To demonstrate, here is the tail end of the debugger login session:

debug1: Authentications that can continue: publickey,password
debug1: Next authentication method: publickey
debug1: Offering RSA public key: /.ssh/id_rsa
debug2: we sent a publickey packet, wait for reply
debug1: Authentications that can continue: publickey,password
debug1: Trying private key: /.ssh/id_dsa
debug1: Trying private key: /.ssh/id_ecdsa
debug2: we did not send a packet, disable method
debug1: Next authentication method: password
admin@polaris's password:

Versus the one on my spain server:

debug1: Authentications that can continue: publickey,keyboard-interactive
debug1: Next authentication method: publickey
debug1: Offering RSA public key: /.ssh/id_rsa
debug2: we sent a publickey packet, wait for reply
debug1: Authentications that can continue: publickey,keyboard-interactive
debug1: Trying private key: /.ssh/id_dsa
debug1: Trying private key: /.ssh/id_ecdsa
debug2: we did not send a packet, disable method
debug1: Next authentication method: keyboard-interactive
debug2: userauth_kbdint
debug2: we sent a keyboard-interactive packet, wait for reply
debug2: input_userauth_info_req
debug2: input_userauth_info_req: num_prompts 1
Password:

Now for my own curiosity, I should really spend the time to find out why one is using password while the other is at keyboard-interactive.

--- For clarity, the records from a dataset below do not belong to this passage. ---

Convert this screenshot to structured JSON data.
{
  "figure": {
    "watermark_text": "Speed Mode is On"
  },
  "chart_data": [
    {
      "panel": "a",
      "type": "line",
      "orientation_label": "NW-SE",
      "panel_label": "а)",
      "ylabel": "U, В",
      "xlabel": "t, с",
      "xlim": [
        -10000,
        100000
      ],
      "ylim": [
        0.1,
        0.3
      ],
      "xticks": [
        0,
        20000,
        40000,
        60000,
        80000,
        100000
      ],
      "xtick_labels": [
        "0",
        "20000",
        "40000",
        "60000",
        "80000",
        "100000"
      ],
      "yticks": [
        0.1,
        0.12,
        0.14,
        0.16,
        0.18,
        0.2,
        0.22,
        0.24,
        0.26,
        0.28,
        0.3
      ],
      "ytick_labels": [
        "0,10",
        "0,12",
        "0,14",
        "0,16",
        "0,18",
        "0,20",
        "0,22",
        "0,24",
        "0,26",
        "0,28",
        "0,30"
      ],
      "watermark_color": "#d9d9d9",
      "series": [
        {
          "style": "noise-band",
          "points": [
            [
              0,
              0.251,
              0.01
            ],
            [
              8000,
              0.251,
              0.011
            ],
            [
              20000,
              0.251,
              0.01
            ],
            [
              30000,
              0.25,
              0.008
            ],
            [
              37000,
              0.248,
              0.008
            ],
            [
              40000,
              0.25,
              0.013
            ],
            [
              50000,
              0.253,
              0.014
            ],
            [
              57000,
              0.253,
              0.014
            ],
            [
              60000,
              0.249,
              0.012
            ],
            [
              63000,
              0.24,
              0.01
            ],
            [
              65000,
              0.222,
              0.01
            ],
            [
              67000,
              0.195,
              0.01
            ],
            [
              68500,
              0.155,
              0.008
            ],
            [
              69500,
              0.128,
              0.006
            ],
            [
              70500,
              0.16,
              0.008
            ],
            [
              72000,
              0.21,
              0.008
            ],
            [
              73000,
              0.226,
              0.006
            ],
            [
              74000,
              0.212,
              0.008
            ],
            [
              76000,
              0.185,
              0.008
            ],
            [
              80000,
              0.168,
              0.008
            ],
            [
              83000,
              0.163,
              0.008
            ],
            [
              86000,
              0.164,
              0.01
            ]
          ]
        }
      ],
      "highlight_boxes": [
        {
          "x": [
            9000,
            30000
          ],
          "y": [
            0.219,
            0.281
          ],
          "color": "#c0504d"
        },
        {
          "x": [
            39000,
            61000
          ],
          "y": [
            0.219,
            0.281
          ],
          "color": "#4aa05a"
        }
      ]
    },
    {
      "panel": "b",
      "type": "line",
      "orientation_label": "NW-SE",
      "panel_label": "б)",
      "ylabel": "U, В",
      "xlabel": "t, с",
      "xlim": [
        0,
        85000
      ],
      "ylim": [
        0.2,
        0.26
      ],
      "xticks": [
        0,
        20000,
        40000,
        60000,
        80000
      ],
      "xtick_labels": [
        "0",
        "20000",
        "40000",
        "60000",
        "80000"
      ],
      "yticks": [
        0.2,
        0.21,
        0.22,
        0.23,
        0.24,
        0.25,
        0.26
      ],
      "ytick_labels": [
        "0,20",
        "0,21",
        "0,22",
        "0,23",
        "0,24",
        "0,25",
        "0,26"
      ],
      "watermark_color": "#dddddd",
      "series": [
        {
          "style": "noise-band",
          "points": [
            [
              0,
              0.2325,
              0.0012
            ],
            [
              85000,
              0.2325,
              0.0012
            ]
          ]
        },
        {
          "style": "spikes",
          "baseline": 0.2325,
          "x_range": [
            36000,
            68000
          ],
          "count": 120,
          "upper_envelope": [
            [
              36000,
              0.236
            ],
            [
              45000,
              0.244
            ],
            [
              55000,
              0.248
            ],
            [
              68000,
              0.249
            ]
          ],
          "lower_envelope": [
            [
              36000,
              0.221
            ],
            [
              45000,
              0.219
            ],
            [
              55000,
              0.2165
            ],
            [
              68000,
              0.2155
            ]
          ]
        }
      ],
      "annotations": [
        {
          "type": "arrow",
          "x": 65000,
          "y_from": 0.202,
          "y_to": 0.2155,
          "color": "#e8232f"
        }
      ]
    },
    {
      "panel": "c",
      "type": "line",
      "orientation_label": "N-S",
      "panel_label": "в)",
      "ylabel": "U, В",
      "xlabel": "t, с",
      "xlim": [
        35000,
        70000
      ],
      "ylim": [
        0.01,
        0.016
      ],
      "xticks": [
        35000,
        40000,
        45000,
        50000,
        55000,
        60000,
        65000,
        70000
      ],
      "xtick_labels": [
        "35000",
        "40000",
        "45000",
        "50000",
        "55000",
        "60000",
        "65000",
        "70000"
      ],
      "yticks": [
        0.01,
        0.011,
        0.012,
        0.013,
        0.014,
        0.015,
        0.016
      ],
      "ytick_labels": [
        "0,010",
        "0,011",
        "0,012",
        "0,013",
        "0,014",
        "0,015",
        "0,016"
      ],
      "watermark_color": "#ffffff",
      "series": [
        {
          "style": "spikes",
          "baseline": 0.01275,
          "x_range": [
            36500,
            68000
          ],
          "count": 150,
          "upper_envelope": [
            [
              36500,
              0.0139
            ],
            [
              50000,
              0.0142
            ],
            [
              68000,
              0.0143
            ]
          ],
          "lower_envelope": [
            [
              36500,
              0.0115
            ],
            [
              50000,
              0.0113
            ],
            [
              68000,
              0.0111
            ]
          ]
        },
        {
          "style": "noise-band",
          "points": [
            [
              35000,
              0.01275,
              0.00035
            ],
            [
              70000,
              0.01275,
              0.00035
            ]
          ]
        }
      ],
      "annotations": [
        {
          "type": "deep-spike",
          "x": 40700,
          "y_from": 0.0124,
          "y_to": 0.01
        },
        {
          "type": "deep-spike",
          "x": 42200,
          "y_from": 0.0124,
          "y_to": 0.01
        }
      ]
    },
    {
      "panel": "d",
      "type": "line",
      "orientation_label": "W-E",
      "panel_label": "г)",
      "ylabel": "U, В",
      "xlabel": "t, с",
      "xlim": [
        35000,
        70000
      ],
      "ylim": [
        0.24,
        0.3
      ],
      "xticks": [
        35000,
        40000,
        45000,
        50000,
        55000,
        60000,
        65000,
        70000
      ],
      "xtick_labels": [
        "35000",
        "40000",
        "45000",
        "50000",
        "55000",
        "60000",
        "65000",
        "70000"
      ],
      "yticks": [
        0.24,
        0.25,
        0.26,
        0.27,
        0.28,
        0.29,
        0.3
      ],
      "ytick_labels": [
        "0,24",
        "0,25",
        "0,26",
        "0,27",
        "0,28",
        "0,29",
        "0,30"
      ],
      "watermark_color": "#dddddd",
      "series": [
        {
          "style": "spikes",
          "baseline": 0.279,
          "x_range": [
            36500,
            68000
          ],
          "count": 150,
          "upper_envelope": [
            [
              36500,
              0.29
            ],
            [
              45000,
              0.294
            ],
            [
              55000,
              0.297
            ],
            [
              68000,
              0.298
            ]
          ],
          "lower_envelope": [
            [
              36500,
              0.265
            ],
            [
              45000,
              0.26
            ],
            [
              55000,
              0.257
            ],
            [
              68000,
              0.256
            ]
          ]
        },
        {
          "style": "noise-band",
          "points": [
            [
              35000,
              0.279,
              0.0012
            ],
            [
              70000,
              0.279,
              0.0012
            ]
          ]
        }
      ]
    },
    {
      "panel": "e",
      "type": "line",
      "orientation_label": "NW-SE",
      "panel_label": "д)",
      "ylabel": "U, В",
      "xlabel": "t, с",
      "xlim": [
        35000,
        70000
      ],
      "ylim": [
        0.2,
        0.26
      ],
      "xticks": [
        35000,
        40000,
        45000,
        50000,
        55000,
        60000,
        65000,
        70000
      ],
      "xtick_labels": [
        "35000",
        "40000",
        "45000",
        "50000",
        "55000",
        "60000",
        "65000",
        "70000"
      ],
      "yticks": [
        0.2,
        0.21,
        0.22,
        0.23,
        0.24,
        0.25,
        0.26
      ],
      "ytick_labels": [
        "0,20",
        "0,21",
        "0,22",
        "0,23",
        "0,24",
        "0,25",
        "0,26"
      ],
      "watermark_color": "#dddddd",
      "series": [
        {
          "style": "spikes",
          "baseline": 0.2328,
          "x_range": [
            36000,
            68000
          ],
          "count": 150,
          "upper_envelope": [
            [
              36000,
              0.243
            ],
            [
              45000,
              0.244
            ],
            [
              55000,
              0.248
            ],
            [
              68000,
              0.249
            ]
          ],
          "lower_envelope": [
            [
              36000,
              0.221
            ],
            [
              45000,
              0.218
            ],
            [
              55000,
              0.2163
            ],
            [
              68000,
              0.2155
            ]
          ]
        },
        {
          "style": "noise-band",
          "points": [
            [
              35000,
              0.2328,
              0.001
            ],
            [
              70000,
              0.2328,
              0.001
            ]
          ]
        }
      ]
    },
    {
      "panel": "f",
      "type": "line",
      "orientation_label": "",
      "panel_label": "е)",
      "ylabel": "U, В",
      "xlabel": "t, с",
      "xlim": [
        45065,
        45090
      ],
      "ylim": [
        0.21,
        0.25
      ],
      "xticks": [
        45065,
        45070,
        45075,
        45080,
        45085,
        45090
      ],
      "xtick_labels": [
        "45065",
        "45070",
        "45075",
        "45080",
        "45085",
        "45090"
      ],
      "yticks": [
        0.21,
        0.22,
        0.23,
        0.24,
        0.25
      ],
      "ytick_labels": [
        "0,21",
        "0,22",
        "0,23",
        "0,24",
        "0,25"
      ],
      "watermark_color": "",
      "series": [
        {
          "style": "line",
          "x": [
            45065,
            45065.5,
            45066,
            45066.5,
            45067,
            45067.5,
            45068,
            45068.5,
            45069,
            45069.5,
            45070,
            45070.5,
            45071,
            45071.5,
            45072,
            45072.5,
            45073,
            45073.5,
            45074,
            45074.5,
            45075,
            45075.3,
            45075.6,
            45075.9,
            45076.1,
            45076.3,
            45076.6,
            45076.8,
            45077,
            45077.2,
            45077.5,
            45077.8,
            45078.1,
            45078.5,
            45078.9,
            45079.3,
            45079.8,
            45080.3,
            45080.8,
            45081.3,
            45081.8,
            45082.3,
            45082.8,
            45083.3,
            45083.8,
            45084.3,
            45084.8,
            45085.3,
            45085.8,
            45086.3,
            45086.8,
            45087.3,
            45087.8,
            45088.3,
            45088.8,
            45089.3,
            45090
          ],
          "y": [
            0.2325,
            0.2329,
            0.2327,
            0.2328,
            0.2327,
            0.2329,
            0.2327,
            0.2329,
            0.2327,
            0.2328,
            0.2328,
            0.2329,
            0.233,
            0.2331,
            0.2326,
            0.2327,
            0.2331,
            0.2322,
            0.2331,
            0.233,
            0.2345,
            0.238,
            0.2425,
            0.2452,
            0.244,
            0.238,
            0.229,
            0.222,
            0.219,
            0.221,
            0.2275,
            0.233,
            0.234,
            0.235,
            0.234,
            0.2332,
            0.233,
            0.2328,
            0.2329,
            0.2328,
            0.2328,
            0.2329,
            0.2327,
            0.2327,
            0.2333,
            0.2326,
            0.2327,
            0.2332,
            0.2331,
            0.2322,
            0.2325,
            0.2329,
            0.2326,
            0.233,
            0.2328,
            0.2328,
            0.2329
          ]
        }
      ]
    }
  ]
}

I suspect it is an issue with the id_rsa.pub or authorized_keys entries. But I have not had the time to research it further.

The solution we came up with to fix our expect scripts is to simply look for "assword:" instead of "password:" that was used previously. That way, if we run into the issue again, the automated routines will continue regardless if we get "Password:" or "password:" as part of the login string.